You mentioned the “endless possibilities” you encountered when you got into modular. That’s a recurring term when people discuss modular synths: “endless.”
It’s mostly endless if you don’t have a plan. There are so many rack modules out… If you start buying them and you don’t have a set idea of what exactly it is you want your system to do, you could be knee-deep in debt in no time. Only because you’ve been buying too much. Then it’s indeed endless and you should really ask yourself if you should get into it. [Laughs]
“‘Aaaah Fresh’ from Fab 5 Freddy’s “Change The Beat” is a vocoder sound. A synth sound. So if that’s the most-used scratch sound ever, then how crazy is it if the turntable becomes part of the synthesizer?!”
Do you have any sampler modules in your rack right now?
No. That’s just less interesting to me right now. I have one module, Pico Drums, that can play back some drum loops. But if I start scratching samples, that just puts me right back to what I was doing twenty years ago.
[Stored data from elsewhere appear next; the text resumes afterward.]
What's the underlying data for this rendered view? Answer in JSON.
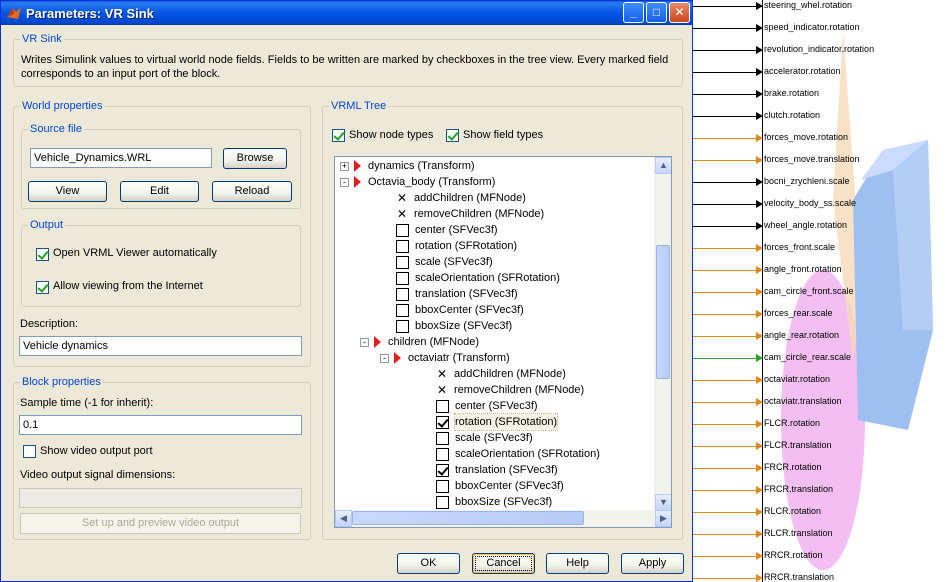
{
  "window": {
    "title": "Parameters: VR Sink",
    "minimize_label": "_",
    "maximize_label": "□",
    "close_label": "✕"
  },
  "vr_sink": {
    "heading": "VR Sink",
    "description": "Writes Simulink values to virtual world node fields. Fields to be written are marked by checkboxes in the tree view. Every marked field corresponds to an input port of the block."
  },
  "world_properties": {
    "heading": "World properties",
    "source_file": {
      "heading": "Source file",
      "value": "Vehicle_Dynamics.WRL",
      "browse_label": "Browse",
      "view_label": "View",
      "edit_label": "Edit",
      "reload_label": "Reload"
    },
    "output": {
      "heading": "Output",
      "open_viewer_label": "Open VRML Viewer automatically",
      "open_viewer_checked": true,
      "allow_internet_label": "Allow viewing from the Internet",
      "allow_internet_checked": true
    },
    "description_label": "Description:",
    "description_value": "Vehicle dynamics"
  },
  "block_properties": {
    "heading": "Block properties",
    "sample_time_label": "Sample time (-1 for inherit):",
    "sample_time_value": "0.1",
    "show_video_label": "Show video output port",
    "show_video_checked": false,
    "video_dims_label": "Video output signal dimensions:",
    "video_dims_value": "",
    "setup_video_label": "Set up and preview video output"
  },
  "vrml_tree": {
    "heading": "VRML Tree",
    "show_node_types_label": "Show node types",
    "show_node_types_checked": true,
    "show_field_types_label": "Show field types",
    "show_field_types_checked": true,
    "rows": [
      {
        "label": "dynamics (Transform)",
        "kind": "node",
        "level": 0,
        "expander": "+"
      },
      {
        "label": "Octavia_body (Transform)",
        "kind": "node",
        "level": 0,
        "expander": "-"
      },
      {
        "label": "addChildren (MFNode)",
        "kind": "x",
        "level": 1
      },
      {
        "label": "removeChildren (MFNode)",
        "kind": "x",
        "level": 1
      },
      {
        "label": "center (SFVec3f)",
        "kind": "cb",
        "level": 1,
        "checked": false
      },
      {
        "label": "rotation (SFRotation)",
        "kind": "cb",
        "level": 1,
        "checked": false
      },
      {
        "label": "scale (SFVec3f)",
        "kind": "cb",
        "level": 1,
        "checked": false
      },
      {
        "label": "scaleOrientation (SFRotation)",
        "kind": "cb",
        "level": 1,
        "checked": false
      },
      {
        "label": "translation (SFVec3f)",
        "kind": "cb",
        "level": 1,
        "checked": false
      },
      {
        "label": "bboxCenter (SFVec3f)",
        "kind": "cb",
        "level": 1,
        "checked": false
      },
      {
        "label": "bboxSize (SFVec3f)",
        "kind": "cb",
        "level": 1,
        "checked": false
      },
      {
        "label": "children (MFNode)",
        "kind": "node",
        "level": 1,
        "expander": "-"
      },
      {
        "label": "octaviatr (Transform)",
        "kind": "node",
        "level": 2,
        "expander": "-"
      },
      {
        "label": "addChildren (MFNode)",
        "kind": "x",
        "level": 3
      },
      {
        "label": "removeChildren (MFNode)",
        "kind": "x",
        "level": 3
      },
      {
        "label": "center (SFVec3f)",
        "kind": "cb",
        "level": 3,
        "checked": false
      },
      {
        "label": "rotation (SFRotation)",
        "kind": "cb",
        "level": 3,
        "checked": true,
        "selected": true
      },
      {
        "label": "scale (SFVec3f)",
        "kind": "cb",
        "level": 3,
        "checked": false
      },
      {
        "label": "scaleOrientation (SFRotation)",
        "kind": "cb",
        "level": 3,
        "checked": false
      },
      {
        "label": "translation (SFVec3f)",
        "kind": "cb",
        "level": 3,
        "checked": true
      },
      {
        "label": "bboxCenter (SFVec3f)",
        "kind": "cb",
        "level": 3,
        "checked": false
      },
      {
        "label": "bboxSize (SFVec3f)",
        "kind": "cb",
        "level": 3,
        "checked": false
      }
    ]
  },
  "buttons": {
    "ok": "OK",
    "cancel": "Cancel",
    "help": "Help",
    "apply": "Apply"
  },
  "simulink_ports": [
    {
      "label": "steering_whel.rotation",
      "color": "#000000"
    },
    {
      "label": "speed_indicator.rotation",
      "color": "#000000"
    },
    {
      "label": "revolution_indicator.rotation",
      "color": "#000000"
    },
    {
      "label": "accelerator.rotation",
      "color": "#000000"
    },
    {
      "label": "brake.rotation",
      "color": "#000000"
    },
    {
      "label": "clutch.rotation",
      "color": "#000000"
    },
    {
      "label": "forces_move.rotation",
      "color": "#e08a1a"
    },
    {
      "label": "forces_move.translation",
      "color": "#e08a1a"
    },
    {
      "label": "bocni_zrychleni.scale",
      "color": "#000000"
    },
    {
      "label": "velocity_body_ss.scale",
      "color": "#000000"
    },
    {
      "label": "wheel_angle.rotation",
      "color": "#000000"
    },
    {
      "label": "forces_front.scale",
      "color": "#e08a1a"
    },
    {
      "label": "angle_front.rotation",
      "color": "#e08a1a"
    },
    {
      "label": "cam_circle_front.scale",
      "color": "#e08a1a"
    },
    {
      "label": "forces_rear.scale",
      "color": "#e08a1a"
    },
    {
      "label": "angle_rear.rotation",
      "color": "#e08a1a"
    },
    {
      "label": "cam_circle_rear.scale",
      "color": "#2aa52a"
    },
    {
      "label": "octaviatr.rotation",
      "color": "#e08a1a"
    },
    {
      "label": "octaviatr.translation",
      "color": "#e08a1a"
    },
    {
      "label": "FLCR.rotation",
      "color": "#e08a1a"
    },
    {
      "label": "FLCR.translation",
      "color": "#e08a1a"
    },
    {
      "label": "FRCR.rotation",
      "color": "#e08a1a"
    },
    {
      "label": "FRCR.translation",
      "color": "#e08a1a"
    },
    {
      "label": "RLCR.rotation",
      "color": "#e08a1a"
    },
    {
      "label": "RLCR.translation",
      "color": "#e08a1a"
    },
    {
      "label": "RRCR.rotation",
      "color": "#e08a1a"
    },
    {
      "label": "RRCR.translation",
      "color": "#e08a1a"
    }
  ]
}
For me, it’s really about scratching the control voltages and creating all-new things.
Think of Fab 5 Freddy’s “Change the Beat” from 1982. The “Aaaaah Fresh” sound—arguably the most popular scratch sound in history—is from that record. That’s a vocoder sound. A synth sound. So if that’s the most-used scratch sound, then how crazy is it if the turntable becomes part of the synthesizer?! You can then control more parameters than just pitch. Because that’s basically what a turntable does: manipulating pitch. Okay, and there’s the crossfader, which is basically a mute button. With syntablism, you can connect the turntable and crossfader to any parameter. That thought really freaked me out.
Hip-hop has had an interesting relationship with more electronic, synthier sound. Almost since the beginning. I remember interviews with people who were around for those early-stage parties in the Bronx. Saying they were sort of disappointed with Bambaataa’s “Planet Rock” single. Because it didn’t have the sound of the breaks that they associated him and the Zulu Nation DJ’s with most. Later on, a lot of people also leaned more towards an organic, more sample-based sound. What’s your take on that?
Hip-hop has always moved with the technical development of the times. In the nineties, and right before, sampling became really big. And it really defined the sound at that moment. But I was always a fan of, for instance, the electro tunes that came before that too. “Al-Naafiysh” by Hashim, stuff like that. I think it’s always been a combination of breaks—or other samples—on the one hand, and drum machines on the other. Electronic influences have always been an important part of that for me. And it still is.
And I’m curious to see what the future holds for syntablism. For me personally, I’m mostly interested in using it to produce music and to play it as a musical instrument in live-settings. And that’s challenging. I’m sure it’s going to keep me busy for years to come… For starters, there’s this single called “Rototom” now. And in September I’m releasing an EP also featuring the work I recently did with Ali The Architect on it.
How did the two of you meet?
Ali the Architect played Uncloud Festival in Utrecht. So Allert Aalders, co-founder of the local synth studio Sonar Traffic, sent me an invite for a workshop. A private session type of thing they were doing the day before his show. So I checked out some of his music and realized it is really dope. So we jammed, talked, and went for dinner. We had a good time and we both realized that while we’re not exactly doing the same thing, there is definitely a huge overlap. Look, it’s a fairly logical combination when you have a beatmaker and a turntablist creating sounds together, right? Just for us, it happened to be via modular synths.